Face à l’ampleur des destructions, du pillage et du trafic d’antiquités syriennes, les responsables du patrimoine s’organisent pour tenter de sauver la mémoire de toute une région
Boutiques d'antiquité du Souk el-Ahad à Beyrouth MEE/Chloé Domat)

BEYROUTH – C’était il y a deux ans, mais Assad Seif s’en souvient comme si c’était hier. C’était à Ouzaï, un quartier populaire de Beyrouth, sur la route de l’aéroport. « Quand je suis descendu du camion des forces de sécurité, je n’avais que quelques minutes pour identifier les objets archéologiques », explique celui qui était alors directeur général des Antiquités du Liban. La foule est dense, la boutique est étroite, la marchandise éclectique. Chez ce vendeur, on trouve de tout : du made in China, du contemporain et des statues syriennes, vendues 200 000 euros pièce.

« J’ai attrapé un morceau de charbon par terre et j’ai commencé à faire des croix sur les pierres », raconte-t-il à Middle East Eye. En dix minutes, il marque 80 objets. Quatorze bustes de la cité antique de Palmyre, des chapiteaux arrachés aux colonnes d’Apamée et des objets de culte protobyzantins et byzantins venus de Homs, en Syrie. Le coût de la prise s’élève à plusieurs millions d’euros.

Des saisies comme celle-ci, Assad Seif en a mené beaucoup. Aujourd’hui conseiller du ministre de la Culture du Liban, il est en charge de la lutte contre le trafic d’objets archéologiques. Un trafic qui a pris une ampleur inédite depuis le début de la guerre en Syrie voisine.

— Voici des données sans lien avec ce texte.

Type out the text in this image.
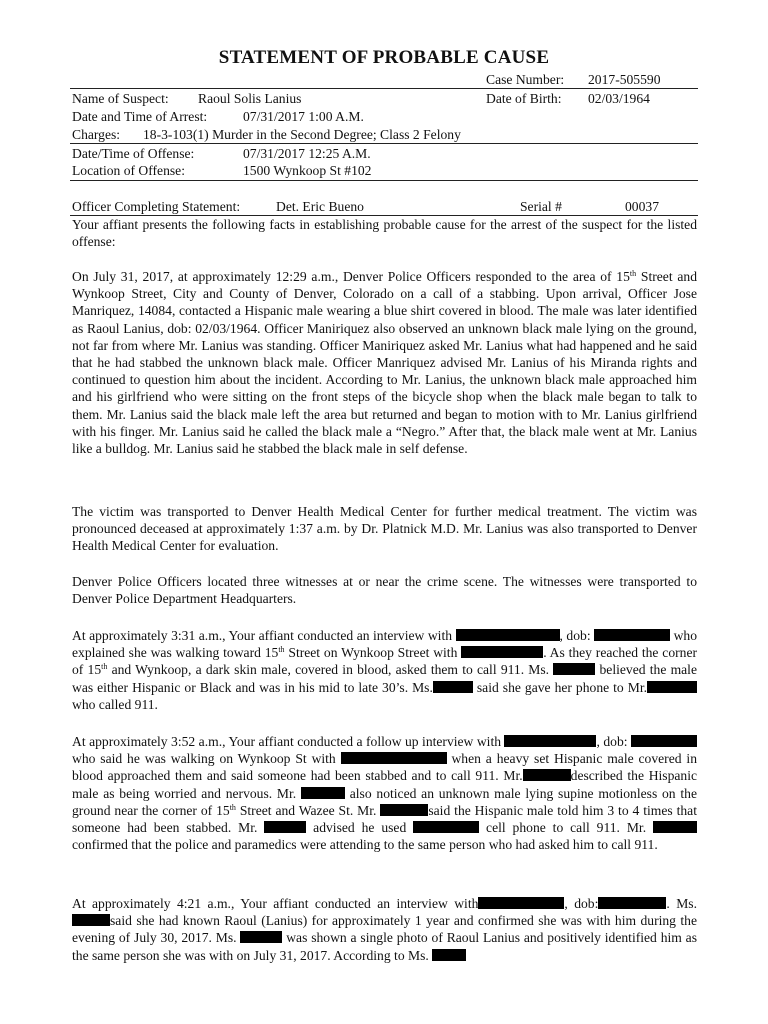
STATEMENT OF PROBABLE CAUSE
Case Number: 2017-505590
Name of Suspect: Raoul Solis Lanius	Date of Birth: 02/03/1964
Date and Time of Arrest:	07/31/2017 1:00 A.M.
Charges: 18-3-103(1) Murder in the Second Degree; Class 2 Felony
Date/Time of Offense:	07/31/2017 12:25 A.M.
Location of Offense:	1500 Wynkoop St #102
Officer Completing Statement:	Det. Eric Bueno	Serial #	00037

Your affiant presents the following facts in establishing probable cause for the arrest of the suspect for the listed offense:

On July 31, 2017, at approximately 12:29 a.m., Denver Police Officers responded to the area of 15th Street and Wynkoop Street, City and County of Denver, Colorado on a call of a stabbing. Upon arrival, Officer Jose Manriquez, 14084, contacted a Hispanic male wearing a blue shirt covered in blood. The male was later identified as Raoul Lanius, dob: 02/03/1964. Officer Maniriquez also observed an unknown black male lying on the ground, not far from where Mr. Lanius was standing. Officer Maniriquez asked Mr. Lanius what had happened and he said that he had stabbed the unknown black male. Officer Manriquez advised Mr. Lanius of his Miranda rights and continued to question him about the incident. According to Mr. Lanius, the unknown black male approached him and his girlfriend who were sitting on the front steps of the bicycle shop when the black male began to talk to them. Mr. Lanius said the black male left the area but returned and began to motion with to Mr. Lanius girlfriend with his finger. Mr. Lanius said he called the black male a “Negro.” After that, the black male went at Mr. Lanius like a bulldog. Mr. Lanius said he stabbed the black male in self defense.

The victim was transported to Denver Health Medical Center for further medical treatment. The victim was pronounced deceased at approximately 1:37 a.m. by Dr. Platnick M.D. Mr. Lanius was also transported to Denver Health Medical Center for evaluation.

Denver Police Officers located three witnesses at or near the crime scene. The witnesses were transported to Denver Police Department Headquarters.

At approximately 3:31 a.m., Your affiant conducted an interview with	, dob:	who explained she was walking toward 15th Street on Wynkoop Street with	. As they reached the corner of 15th and Wynkoop, a dark skin male, covered in blood, asked them to call 911. Ms.	believed the male was either Hispanic or Black and was in his mid to late 30’s. Ms.	said she gave her phone to Mr.who called 911.

At approximately 3:52 a.m., Your affiant conducted a follow up interview with	, dob:  who said he was walking on Wynkoop St with	when a heavy set Hispanic male covered in blood approached them and said someone had been stabbed and to call 911. Mr.	described the Hispanic male as being worried and nervous. Mr.	also noticed an unknown male lying supine motionless on the ground near the corner of 15th Street and Wazee St. Mr.	said the Hispanic male told him 3 to 4 times that someone had been stabbed. Mr.	advised he used	cell phone to call 911. Mr.  confirmed that the police and paramedics were attending to the same person who had asked him to call 911.

At approximately 4:21 a.m., Your affiant conducted an interview with	, dob:	. Ms.said she had known Raoul (Lanius) for approximately 1 year and confirmed she was with him during the evening of July 30, 2017. Ms.	was shown a single photo of Raoul Lanius and positively identified him as the same person she was with on July 31, 2017. According to Ms.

Buste de la cité antique de Palmyre saisi à Ouzaï, un quartier populaire de Beyrouth, pas l’équipe d’Assad Seif, directeur général des Antiquités du Liban (direction générale des Antiquités du Liban)

« Alep est en train de disparaître »

En Syrie comme en Irak, les sites archéologiques, les lieux de cultes et le patrimoine culturel au sens large sont profondément menacés par les combats et les pillages clandestins.

« On n'arrête pas de dire que les sites ne doivent pas servir de base d'affrontements mais cela ne sert à rien », déplore Maamoun Abdulkarim, l’homologue syrien d’Assad Seif, qui n’en peut plus de constater les dégâts. « Alep est en train de disparaître. À Palmyre, le musée a été transformé en tribunal-prison et ils [les miliciens de l’État islamique] vont même y mettre une boulangerie. Tous les sites de la vallée de l'Euphrate sont menacés. »

Des destructions spectaculaires et très médiatiques qui cachent en réalité un trafic à grande échelle car les groupes armés détruisent uniquement ce qu’ils ne peuvent pas transporter. Le reste, qui constitue la plus grande partie des antiquités, est vendue au marché noir par les miliciens pour financer les combats, mais aussi par les populations locales qui cherchent à se constituer un pécule pour l’après-guerre. Dans ces cas-là, les groupes armés laissent faire et se contentent d’appliquer une taxe.  

« Nous savons avec certitude que les objets qui ne sont pas détruits sont pillés pour être vendus plus tard », explique à MEE Renata Kaminker, coordinatrice des programmes au Conseil International des Musées (ICOM), une ONG internationale qui a notamment mis en place une Liste rouge d’urgence des biens culturels syriens en péril afin de permettre aux forces de l’ordre de reconnaître rapidement les types d’objets risquant d’être exportés et vendus illégalement.

« Ces ventes ne seront pas toutes immédiates mais auront surement lieu dix ou quinze ans plus tard, quand on aura ‘’oublié’’ ce qui se passe actuellement. »

Contrôler l’hémorragie

Face à un phénomène qui aurait atteint l’ampleur des trafics de la Seconde Guerre mondiale, la Syrie et les pays voisins se mobilisent. « Nous organisons des médiations avec les populations, indique à MEE Maamoun Abdulkarim, nous avons encore 2 500 fonctionnaires qui sont chargés de veiller sur le patrimoine dans différentes régions du pays. Certains habitants et gardiens de sites dans des régions reculées m'envoient des photos par WhatsApp au quotidien. »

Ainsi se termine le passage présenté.